A new study (PDF) commissioned by the Michigan Education Association concludes that many of the tax incentives given by the state of Michigan do little to create jobs. The study looked at eight of the most popular and commonly used tax incentives, including the tax breaks for making movies and the Michigan Economic Growth Authority credits, and found that two of them had positive results, three had mixed results and three had clearly negative results in terms of job creation and tax dollars lost.
“The results clearly indicate that eliminating ineffective tax incentives would result in more jobs for Michigan workers and more revenue available to state and local governments,” said Patrick Anderson, CEO of the Anderson Economic Group, which carried out the study.

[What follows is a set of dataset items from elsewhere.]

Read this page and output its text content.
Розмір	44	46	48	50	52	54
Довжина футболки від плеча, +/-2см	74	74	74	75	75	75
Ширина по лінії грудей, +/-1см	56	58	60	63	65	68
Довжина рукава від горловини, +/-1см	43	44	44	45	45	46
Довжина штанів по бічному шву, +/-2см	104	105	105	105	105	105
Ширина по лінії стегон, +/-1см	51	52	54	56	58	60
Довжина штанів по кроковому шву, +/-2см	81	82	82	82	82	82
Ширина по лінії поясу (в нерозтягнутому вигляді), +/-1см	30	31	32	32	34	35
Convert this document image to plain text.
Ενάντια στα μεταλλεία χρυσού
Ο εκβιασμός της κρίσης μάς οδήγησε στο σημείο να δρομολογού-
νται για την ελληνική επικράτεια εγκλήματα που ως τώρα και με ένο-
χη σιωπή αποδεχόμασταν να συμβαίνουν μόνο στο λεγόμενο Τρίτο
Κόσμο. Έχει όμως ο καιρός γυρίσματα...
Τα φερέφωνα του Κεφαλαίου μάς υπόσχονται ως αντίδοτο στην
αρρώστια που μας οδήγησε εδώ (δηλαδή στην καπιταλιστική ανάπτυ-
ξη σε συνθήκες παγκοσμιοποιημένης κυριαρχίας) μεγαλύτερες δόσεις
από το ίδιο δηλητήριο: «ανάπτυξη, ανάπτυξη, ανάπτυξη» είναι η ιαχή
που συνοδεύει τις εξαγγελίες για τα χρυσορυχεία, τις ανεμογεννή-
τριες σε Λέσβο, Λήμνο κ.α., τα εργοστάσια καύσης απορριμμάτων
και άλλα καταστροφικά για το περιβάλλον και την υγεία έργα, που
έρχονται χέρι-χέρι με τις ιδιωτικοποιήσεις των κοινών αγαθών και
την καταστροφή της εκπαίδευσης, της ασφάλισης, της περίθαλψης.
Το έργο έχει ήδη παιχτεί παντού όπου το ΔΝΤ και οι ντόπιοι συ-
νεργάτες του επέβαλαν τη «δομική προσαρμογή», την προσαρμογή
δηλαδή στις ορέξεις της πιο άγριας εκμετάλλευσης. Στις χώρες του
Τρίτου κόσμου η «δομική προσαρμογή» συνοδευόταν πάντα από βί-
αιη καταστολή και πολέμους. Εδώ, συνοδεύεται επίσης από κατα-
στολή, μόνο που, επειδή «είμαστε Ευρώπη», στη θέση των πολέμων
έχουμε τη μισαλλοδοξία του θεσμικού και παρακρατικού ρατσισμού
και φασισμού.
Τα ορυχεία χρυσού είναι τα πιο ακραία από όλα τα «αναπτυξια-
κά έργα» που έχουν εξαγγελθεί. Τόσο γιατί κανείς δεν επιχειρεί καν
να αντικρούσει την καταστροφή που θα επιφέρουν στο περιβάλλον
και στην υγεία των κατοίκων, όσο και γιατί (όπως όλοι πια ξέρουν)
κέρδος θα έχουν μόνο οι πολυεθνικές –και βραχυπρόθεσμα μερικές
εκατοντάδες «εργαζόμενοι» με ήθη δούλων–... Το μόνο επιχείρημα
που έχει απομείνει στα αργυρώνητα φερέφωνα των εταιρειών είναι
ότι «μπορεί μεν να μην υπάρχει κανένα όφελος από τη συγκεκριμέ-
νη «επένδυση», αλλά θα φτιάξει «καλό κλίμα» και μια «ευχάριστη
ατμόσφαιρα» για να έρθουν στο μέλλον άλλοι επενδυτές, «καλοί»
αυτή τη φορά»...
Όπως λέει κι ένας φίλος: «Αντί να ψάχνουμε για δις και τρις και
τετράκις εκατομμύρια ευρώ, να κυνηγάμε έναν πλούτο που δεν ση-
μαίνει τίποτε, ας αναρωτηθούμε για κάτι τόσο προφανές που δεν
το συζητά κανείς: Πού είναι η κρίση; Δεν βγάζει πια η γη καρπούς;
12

The three tax incentive programs with clearly negative results, according to the study, are the MEGA tax credits, the Renaissance Zone Act credits and the film credits. Those three programs “cost the state almost 25,000 jobs and $85 million in tax revenue per year when compared with an alternative policy of a small change in tax rates.”
The state of Michigan gives away a staggering $36 billion a year in tax incentives to spur economic growth, which is more than the total business taxes the state takes in. Gov. Granholm is proposing to have those programs sunset so that the legislature has to take another look at them every few years to see if they’re working. Studies like this one provide the data on which to make such decisions.